Eukaryotic cells are characterized by a high degree of compartmentalization, and trafficking between specific subcellular compartments often serves to regulate the biological functions of proteins. Whereas the localization of specific proteins is routinely determined with microscopy-based methods, a true understanding of proteome dynamics requires the ability to simultaneously establish the subcellular locations of a large number of proteins.
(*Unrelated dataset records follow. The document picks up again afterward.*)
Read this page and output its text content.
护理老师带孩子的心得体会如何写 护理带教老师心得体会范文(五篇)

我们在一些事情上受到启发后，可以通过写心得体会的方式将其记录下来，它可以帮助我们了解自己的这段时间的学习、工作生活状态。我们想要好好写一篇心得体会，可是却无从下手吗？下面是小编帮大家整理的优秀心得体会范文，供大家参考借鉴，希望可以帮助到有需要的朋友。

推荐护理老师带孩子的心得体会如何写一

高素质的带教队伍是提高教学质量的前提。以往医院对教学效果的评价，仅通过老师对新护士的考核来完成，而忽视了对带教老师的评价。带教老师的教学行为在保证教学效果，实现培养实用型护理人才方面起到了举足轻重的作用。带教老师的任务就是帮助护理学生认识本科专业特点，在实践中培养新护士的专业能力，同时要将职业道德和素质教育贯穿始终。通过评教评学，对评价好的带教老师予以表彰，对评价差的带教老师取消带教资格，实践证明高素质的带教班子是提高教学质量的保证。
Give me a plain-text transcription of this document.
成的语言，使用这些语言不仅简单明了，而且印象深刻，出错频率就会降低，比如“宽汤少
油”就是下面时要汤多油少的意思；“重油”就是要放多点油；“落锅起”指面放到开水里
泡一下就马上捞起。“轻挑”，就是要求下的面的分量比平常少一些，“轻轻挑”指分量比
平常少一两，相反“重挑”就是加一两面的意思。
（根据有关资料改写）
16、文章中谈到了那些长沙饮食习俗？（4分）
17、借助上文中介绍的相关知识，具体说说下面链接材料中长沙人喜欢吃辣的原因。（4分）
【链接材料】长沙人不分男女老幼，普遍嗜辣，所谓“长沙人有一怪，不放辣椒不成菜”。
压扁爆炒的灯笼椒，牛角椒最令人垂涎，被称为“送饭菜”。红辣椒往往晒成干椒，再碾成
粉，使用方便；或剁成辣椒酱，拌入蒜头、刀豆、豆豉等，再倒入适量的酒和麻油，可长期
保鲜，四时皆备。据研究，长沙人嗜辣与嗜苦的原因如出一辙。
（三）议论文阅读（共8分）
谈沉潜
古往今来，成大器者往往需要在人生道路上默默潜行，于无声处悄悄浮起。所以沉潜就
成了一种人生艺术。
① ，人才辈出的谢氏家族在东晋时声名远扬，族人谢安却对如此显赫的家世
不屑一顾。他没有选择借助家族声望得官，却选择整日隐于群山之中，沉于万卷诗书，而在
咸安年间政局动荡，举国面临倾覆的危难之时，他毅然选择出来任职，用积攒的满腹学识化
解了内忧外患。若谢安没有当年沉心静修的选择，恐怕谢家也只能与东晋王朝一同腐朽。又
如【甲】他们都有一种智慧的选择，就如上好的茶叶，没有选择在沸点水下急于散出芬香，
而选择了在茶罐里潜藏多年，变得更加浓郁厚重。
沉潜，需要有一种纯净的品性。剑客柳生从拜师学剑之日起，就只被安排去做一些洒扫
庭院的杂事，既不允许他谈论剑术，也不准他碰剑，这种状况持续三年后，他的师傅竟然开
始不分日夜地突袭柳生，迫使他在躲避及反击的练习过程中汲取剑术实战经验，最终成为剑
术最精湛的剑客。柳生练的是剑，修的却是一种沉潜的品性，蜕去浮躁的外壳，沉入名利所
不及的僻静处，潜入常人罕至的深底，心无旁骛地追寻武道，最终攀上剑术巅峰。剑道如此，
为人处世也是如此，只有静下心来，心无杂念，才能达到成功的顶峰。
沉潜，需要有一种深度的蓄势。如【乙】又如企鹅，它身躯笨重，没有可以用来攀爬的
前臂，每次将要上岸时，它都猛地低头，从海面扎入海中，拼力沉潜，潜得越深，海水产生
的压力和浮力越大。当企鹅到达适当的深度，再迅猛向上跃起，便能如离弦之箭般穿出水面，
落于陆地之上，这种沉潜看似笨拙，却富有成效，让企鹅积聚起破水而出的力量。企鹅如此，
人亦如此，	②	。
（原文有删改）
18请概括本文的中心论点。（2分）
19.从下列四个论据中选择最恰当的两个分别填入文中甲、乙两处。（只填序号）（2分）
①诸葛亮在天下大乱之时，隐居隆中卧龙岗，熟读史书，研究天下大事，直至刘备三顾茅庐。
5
With the goal of enabling a proteome-level view of subcellular dynamics, a group led by Georg Borner of the Max Plank Institute of Biochemistry in Martinsried recently reported the development of a method they call Dynamic Organellar Maps (Itzhak et al., 2016). In this approach, cells are first metabolically labeled for downstream quantitation, then lysed under mild conditions before organelles and the nuclear and cytosolic fractions are separated by differential centrifugation. A reference fraction labeled with heavy isotope is then mixed with light-isotope-labeled samples from each organelle-containing fraction to generate SILAC ratios by mass spectrometry. Label-free quantitation is also carried out in parallel for the nuclear, cytosolic and combined organellar fractions. After data acquisition, Itzhak et al. used principal-component analysis to cluster the data, which revealed the localization of each identified protein through overlay with known organellar markers. Precise assignment to organellar clusters was further aided by a support vector machine supervised learning approach. In this basic iteration of Organellar Maps, the authors obtained quantitative cellular localization data for close to 9,000 HeLa cell proteins, with highly reproducible organellar profiles for more than 5,000.

Dynamic Organellar Maps enables quantitative mapping of subcellular translocation events. Credit: Adapted from Itzhak et al. (2016) (https://creativecommons.org/ licenses/by/4.0/legalcode).

To demonstrate the ability of this approach to track proteome-wide translocation events, Itzhak et al. analyzed the spatial proteome of HeLa cells after treatment with epidermal growth factor (EGF). In addition to the expected translocation of EGFR from the plasma membrane to the endosome, they could document several other protein translocation events with confidence. Combined with estimates of protein abundances, these results enabled Borner's group to obtain a quantitative description of global protein movement in the cell after EGF exposure.

A testament to the long-standing interest in tackling the spatial proteome, the approach used by Borner's team is not the first to be implemented in this area. Improving on their LOPIT (localization of organelle proteins by isotope tagging) method, a group led by Kathryn Lilley at the University of Cambridge recently reported a spatial map of the mouse pluripotent stem cell proteome (Christoforou et al., 2016). LOPIT also relies on a fractionation step but uses tandem mass tagging after cell lysis for multiplex labeling. With their approach, Lilley's team was able to pinpoint the localization of more than 5,000 proteins with high spatial resolution. A direct comparison of the localization data obtained by the two groups showed an exceptionally high degree of agreement in predicted localization, with 92% overlap across different species and cell types.

Because proteome-wide approaches such as Dynamic Organellar Maps and LOPIT do not require a priori knowledge of the key players involved in the cellular process being investigated, they should allow deep system-level interrogations that are likely to significantly affect how cell biology is approached.